There are certain tastes that are suitable for certain beers but not for others. A penetratingly bitter taste may go well in an aggressive ale but not in a normal lager. For an extreme example, we invite our readers to go to Leipzig to try a Gose, a top-fermented wheat beer with a taste that is very sour like lactic acid and has an aroma of citrus fruit. That does not seem a very good combination, and in fact Gose had almost disappeared only to be rediscovered in Leipzig and even to expand to certain craft breweries in the United States.

Therefore, the flavors to be examined require a clear and well developed categorization. Morton Meilgaard, a scientist specialized in this subject, sees 5 sensory categories for beer: desirable, desirable in small quantities, desirable in special beers, indifferent as long as not in excess, and always undesirable.
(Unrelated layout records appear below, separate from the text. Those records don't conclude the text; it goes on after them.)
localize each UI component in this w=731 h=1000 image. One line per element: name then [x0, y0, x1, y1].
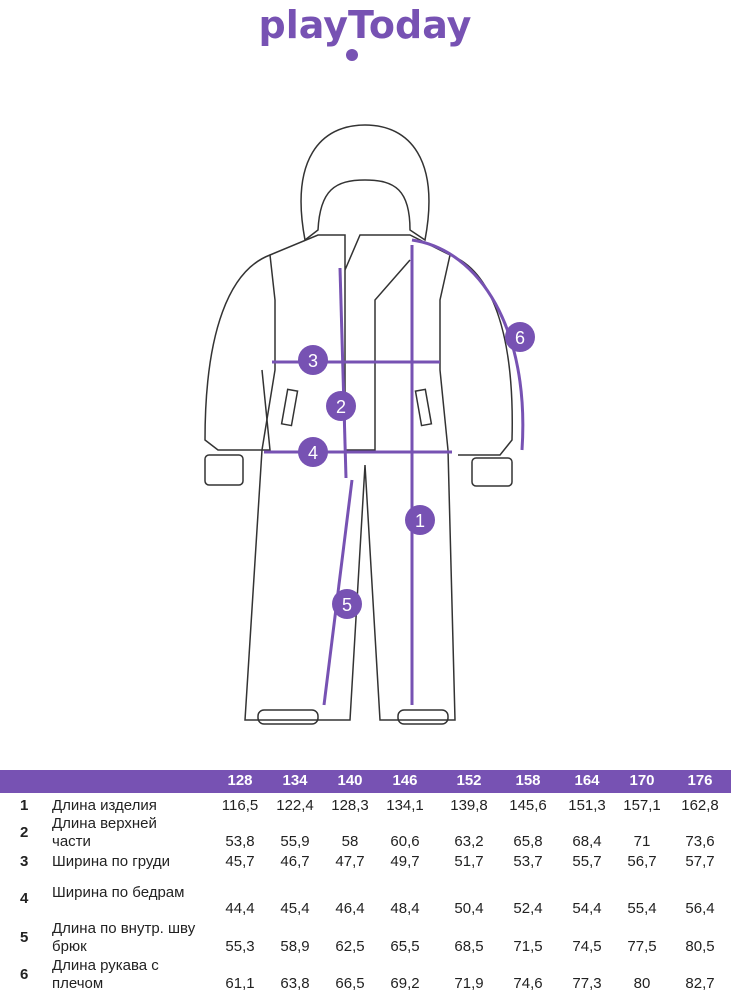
value-cell: 55,3 — [225, 938, 255, 955]
svg-text:6: 6 — [515, 328, 525, 348]
value-cell: 50,4 — [454, 900, 484, 917]
value-cell: 73,6 — [685, 833, 715, 850]
row-label: Длина верхней — [52, 815, 157, 832]
size-header: 128 — [227, 772, 253, 789]
value-cell: 77,5 — [627, 938, 657, 955]
value-cell: 145,6 — [509, 797, 547, 814]
row-label: брюк — [52, 938, 87, 955]
value-cell: 128,3 — [331, 797, 369, 814]
value-cell: 48,4 — [390, 900, 420, 917]
value-cell: 116,5 — [221, 797, 259, 814]
value-cell: 162,8 — [681, 797, 719, 814]
value-cell: 157,1 — [623, 797, 661, 814]
value-cell: 55,9 — [280, 833, 310, 850]
value-cell: 44,4 — [225, 900, 255, 917]
value-cell: 61,1 — [225, 975, 255, 992]
value-cell: 65,5 — [390, 938, 420, 955]
row-label: части — [52, 833, 91, 850]
row-number: 3 — [20, 853, 29, 870]
value-cell: 77,3 — [572, 975, 602, 992]
value-cell: 46,7 — [280, 853, 310, 870]
svg-text:playToday: playToday — [259, 3, 472, 47]
value-cell: 71,9 — [454, 975, 484, 992]
value-cell: 63,8 — [280, 975, 310, 992]
size-header: 170 — [629, 772, 655, 789]
value-cell: 57,7 — [685, 853, 715, 870]
size-header: 176 — [687, 772, 713, 789]
marker-4: 4 — [298, 437, 328, 467]
size-header: 164 — [574, 772, 600, 789]
row-number: 4 — [20, 890, 29, 907]
value-cell: 66,5 — [335, 975, 365, 992]
value-cell: 54,4 — [572, 900, 602, 917]
value-cell: 151,3 — [568, 797, 606, 814]
row-label: Длина рукава с — [52, 957, 159, 974]
playtoday-logo: playToday — [259, 3, 472, 61]
size-header: 140 — [337, 772, 363, 789]
value-cell: 60,6 — [390, 833, 420, 850]
value-cell: 68,4 — [572, 833, 602, 850]
row-label: Длина изделия — [52, 797, 157, 814]
value-cell: 53,7 — [513, 853, 543, 870]
value-cell: 49,7 — [390, 853, 420, 870]
svg-text:1: 1 — [415, 511, 425, 531]
row-label: плечом — [52, 975, 104, 992]
marker-3: 3 — [298, 345, 328, 375]
svg-text:5: 5 — [342, 595, 352, 615]
value-cell: 63,2 — [454, 833, 484, 850]
size-header: 134 — [282, 772, 308, 789]
value-cell: 80 — [633, 975, 651, 992]
row-label: Длина по внутр. шву — [52, 920, 196, 937]
table-header-bar — [0, 770, 731, 793]
value-cell: 58,9 — [280, 938, 310, 955]
row-number: 2 — [20, 824, 29, 841]
value-cell: 46,4 — [335, 900, 365, 917]
value-cell: 58 — [341, 833, 359, 850]
size-header: 152 — [456, 772, 482, 789]
value-cell: 56,4 — [685, 900, 715, 917]
value-cell: 74,5 — [572, 938, 602, 955]
value-cell: 47,7 — [335, 853, 365, 870]
size-header: 146 — [392, 772, 418, 789]
marker-6: 6 — [505, 322, 535, 352]
value-cell: 52,4 — [513, 900, 543, 917]
row-number: 6 — [20, 966, 29, 983]
value-cell: 80,5 — [685, 938, 715, 955]
value-cell: 55,4 — [627, 900, 657, 917]
value-cell: 82,7 — [685, 975, 715, 992]
svg-text:2: 2 — [336, 397, 346, 417]
value-cell: 68,5 — [454, 938, 484, 955]
value-cell: 134,1 — [386, 797, 424, 814]
value-cell: 74,6 — [513, 975, 543, 992]
svg-text:4: 4 — [308, 443, 318, 463]
marker-1: 1 — [405, 505, 435, 535]
marker-5: 5 — [332, 589, 362, 619]
value-cell: 71 — [633, 833, 651, 850]
value-cell: 71,5 — [513, 938, 543, 955]
row-number: 5 — [20, 929, 29, 946]
value-cell: 45,7 — [225, 853, 255, 870]
marker-2: 2 — [326, 391, 356, 421]
jumpsuit-diagram: 1 2 3 4 5 6 — [204, 124, 535, 725]
measurement-arrows — [264, 238, 525, 706]
value-cell: 139,8 — [450, 797, 488, 814]
row-label: Ширина по бедрам — [52, 884, 185, 901]
value-cell: 69,2 — [390, 975, 420, 992]
value-cell: 62,5 — [335, 938, 365, 955]
row-number: 1 — [20, 797, 29, 814]
row-label: Ширина по груди — [52, 853, 171, 870]
svg-text:3: 3 — [308, 351, 318, 371]
value-cell: 122,4 — [276, 797, 314, 814]
size-header: 158 — [515, 772, 541, 789]
value-cell: 53,8 — [225, 833, 255, 850]
value-cell: 51,7 — [454, 853, 484, 870]
value-cell: 45,4 — [280, 900, 310, 917]
value-cell: 55,7 — [572, 853, 602, 870]
value-cell: 65,8 — [513, 833, 543, 850]
value-cell: 56,7 — [627, 853, 657, 870]
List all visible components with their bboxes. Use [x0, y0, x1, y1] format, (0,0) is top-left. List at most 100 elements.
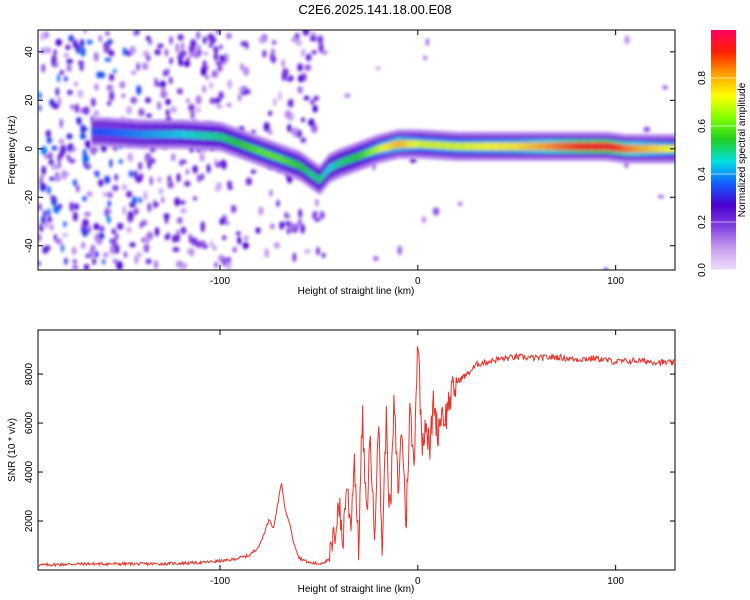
noise-speckle — [106, 84, 114, 91]
colorbar-cell — [711, 226, 736, 228]
noise-speckle — [662, 85, 668, 90]
ridge-cell — [432, 140, 434, 149]
noise-speckle — [344, 93, 351, 98]
colorbar-cell — [711, 127, 736, 129]
colorbar-cell — [711, 153, 736, 155]
ridge-cell — [594, 142, 597, 151]
ridge-cell — [299, 161, 301, 170]
colorbar-cell — [711, 141, 736, 143]
colorbar-cell — [711, 126, 736, 128]
noise-speckle — [319, 210, 325, 220]
noise-speckle — [240, 63, 244, 71]
ridge-cell — [443, 141, 446, 150]
colorbar-cell — [711, 84, 736, 86]
ridge-cell — [483, 142, 485, 151]
noise-speckle — [86, 39, 93, 45]
colorbar-cell — [711, 58, 736, 60]
ridge-cell — [434, 141, 436, 149]
ridge-cell — [542, 142, 545, 151]
ridge-cell — [168, 130, 171, 139]
noise-speckle — [164, 48, 168, 57]
ridge-cell — [499, 142, 502, 151]
colorbar-cell — [711, 147, 736, 149]
ridge-cell — [515, 142, 517, 151]
noise-speckle — [57, 96, 61, 106]
noise-speckle — [38, 105, 42, 111]
noise-speckle — [240, 40, 247, 47]
ridge-cell — [316, 175, 319, 183]
colorbar-cell — [711, 108, 736, 110]
noise-speckle — [281, 71, 287, 81]
noise-speckle — [225, 221, 230, 226]
ridge-cell — [189, 130, 192, 139]
noise-speckle — [102, 259, 106, 265]
noise-speckle — [104, 175, 111, 184]
noise-speckle — [115, 233, 119, 240]
noise-speckle — [310, 99, 315, 105]
ridge-cell — [537, 142, 540, 151]
ridge-cell — [548, 142, 550, 151]
noise-speckle — [38, 233, 42, 242]
ridge-cell — [534, 142, 536, 151]
ridge-cell — [133, 129, 135, 138]
noise-speckle — [316, 246, 320, 256]
colorbar-cell — [711, 140, 736, 142]
ridge-cell — [408, 140, 410, 148]
colorbar-cell — [711, 76, 736, 78]
colorbar-cell — [711, 122, 736, 124]
ridge-cell — [225, 134, 228, 143]
ridge-cell — [613, 143, 616, 152]
ridge-cell — [345, 157, 347, 165]
ridge-cell — [169, 130, 172, 139]
spectrogram-y-ticks: -40 -20 0 20 40 — [24, 46, 675, 253]
ridge-cell — [166, 130, 168, 139]
ridge-cell — [442, 141, 445, 150]
noise-speckle — [50, 223, 54, 231]
noise-speckle — [321, 50, 328, 56]
spectrogram-y-axis-label: Frequency (Hz) — [7, 116, 18, 185]
noise-speckle — [62, 232, 68, 237]
noise-speckle — [119, 81, 126, 89]
ridge-cell — [358, 152, 361, 160]
colorbar-cell — [711, 253, 736, 255]
colorbar-cell — [711, 83, 736, 85]
ridge-cell — [174, 130, 177, 139]
colorbar-cell — [711, 92, 736, 94]
colorbar-cell — [711, 103, 736, 105]
colorbar-cell — [711, 186, 736, 188]
ridge-cell — [586, 142, 588, 151]
ridge-cell — [161, 130, 163, 139]
noise-speckle — [170, 106, 177, 114]
noise-speckle — [129, 45, 136, 55]
ridge-cell — [106, 128, 109, 137]
ridge-cell — [236, 138, 238, 147]
ridge-cell — [206, 132, 209, 140]
noise-speckle — [270, 48, 275, 56]
colorbar-cell — [711, 185, 736, 187]
ridge-cell — [327, 165, 330, 174]
ridge-cell — [484, 142, 486, 151]
noise-speckle — [271, 55, 277, 64]
ridge-cell — [525, 142, 528, 151]
colorbar-cell — [711, 41, 736, 43]
colorbar-cell — [711, 206, 736, 208]
ridge-cell — [605, 142, 607, 151]
ridge-cell — [389, 142, 391, 150]
ridge-cell — [581, 142, 584, 151]
ridge-cell — [665, 144, 668, 153]
noise-speckle — [72, 264, 79, 270]
ridge-cell — [249, 143, 251, 152]
noise-speckle — [112, 185, 119, 192]
ridge-cell — [151, 130, 154, 139]
ridge-cell — [312, 171, 314, 180]
noise-speckle — [57, 204, 63, 209]
ridge-cell — [385, 143, 388, 151]
colorbar-cell — [711, 224, 736, 226]
ridge-cell — [284, 156, 287, 165]
ridge-cell — [314, 173, 317, 181]
ridge-cell — [352, 154, 355, 163]
ridge-cell — [419, 140, 421, 148]
noise-speckle — [289, 75, 294, 81]
ridge-cell — [570, 142, 573, 151]
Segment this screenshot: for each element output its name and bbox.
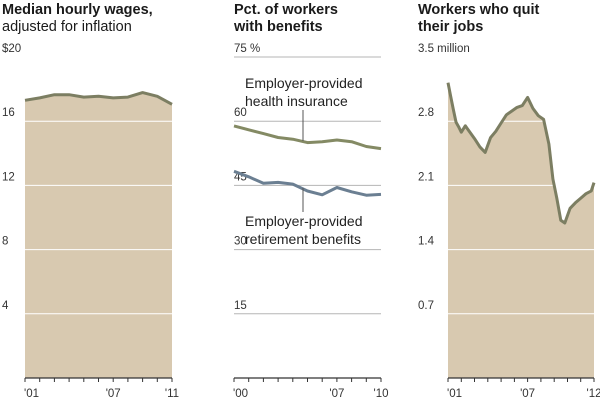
panel-1-ytick-label: 4: [2, 300, 9, 312]
panel-2-ytick-label: 75 %: [234, 43, 260, 55]
panel-1-xtick-label: '07: [106, 388, 121, 400]
panel-2-ytick-label: 30: [234, 236, 247, 248]
annotation-retirement-line-1: Employer-provided: [245, 213, 363, 229]
panel-1-ytick-label: 16: [2, 107, 15, 119]
panel-2-series-1-line: [233, 124, 382, 151]
panel-3-line: [446, 82, 596, 225]
panel-3-area: [448, 82, 594, 378]
panel-2-xtick-label: '10: [374, 388, 389, 400]
panel-1-line: [24, 91, 173, 106]
panel-1-xtick-label: '01: [24, 388, 39, 400]
panel-2-subtitle: with benefits: [234, 19, 323, 35]
panel-1-header: Median hourly wages, adjusted for inflat…: [2, 2, 153, 36]
panel-2-ytick-label: 60: [234, 107, 247, 119]
panel-3-ytick-label: 0.7: [418, 300, 434, 312]
panel-1-ytick-label: 12: [2, 171, 15, 183]
panel-2-xtick-label: '00: [233, 388, 248, 400]
panel-3-xtick-label: '12: [587, 388, 600, 400]
panel-3-ytick-label: 2.1: [418, 171, 434, 183]
panel-1-ytick-label: 8: [2, 236, 8, 248]
panel-2-title: Pct. of workers: [234, 2, 338, 18]
panel-3-title: Workers who quit: [418, 2, 540, 18]
panel-3-xtick-label: '07: [520, 388, 535, 400]
panel-1-subtitle: adjusted for inflation: [2, 19, 132, 35]
panel-1-xtick-label: '11: [165, 388, 179, 400]
panel-2-ytick-label: 15: [234, 300, 247, 312]
panel-1-area: [25, 92, 172, 378]
panel-3-ytick-label: 2.8: [418, 107, 434, 119]
annotation-retirement-line-2: retirement benefits: [245, 231, 361, 247]
annotation-health-line-1: Employer-provided: [245, 75, 363, 91]
panel-3-ytick-label: 1.4: [418, 236, 435, 248]
panel-3-ytick-label: 3.5 million: [418, 43, 470, 55]
annotation-health-line-2: health insurance: [245, 93, 348, 109]
panel-3-header: Workers who quit their jobs: [418, 2, 539, 36]
panel-2-header: Pct. of workers with benefits: [234, 2, 338, 36]
panel-2-xtick-label: '07: [329, 388, 344, 400]
panel-1-ytick-label: $20: [2, 43, 21, 55]
panel-3-subtitle: their jobs: [418, 19, 484, 35]
panel-1-title: Median hourly wages,: [2, 2, 153, 18]
panel-3-xtick-label: '01: [447, 388, 462, 400]
panel-2-series-2-line: [233, 169, 382, 197]
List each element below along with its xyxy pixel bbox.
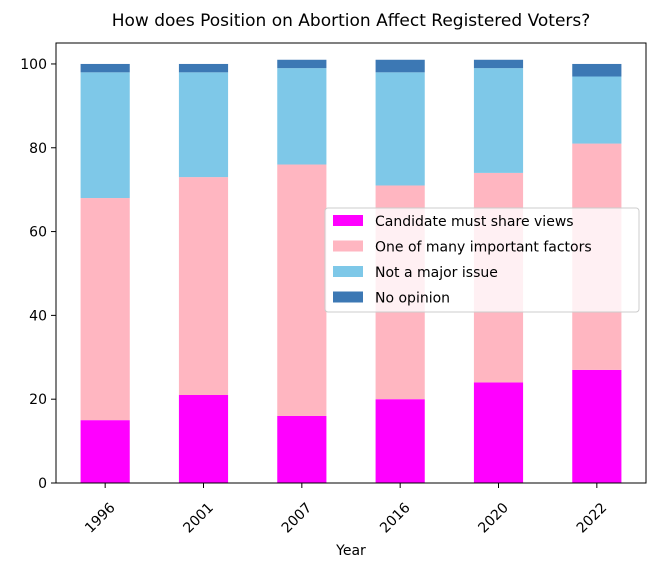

Industrial beers because of their well controlled production rarely have off flavors in the sense of defects and tend for commercial reasons to avoid interesting but debatable flavors. Many in fact almost lack flavor completely, while craft beers (to their credit, it is to be recognized), aim for interesting marked flavors. There is the risk that they exaggerate, and the excess of a certain flavor may ruin the taste. In craft beers the presence of strong flavors and the non-industrial level of controls, let us say, can mask off flavors, which may emerge after even brief storage.

Our beer, Birra di Modena, has retained well defined flavors of a specific regional tradition, but it is a tradition that has developed an industrial production and so offers control and constancy of its flavors.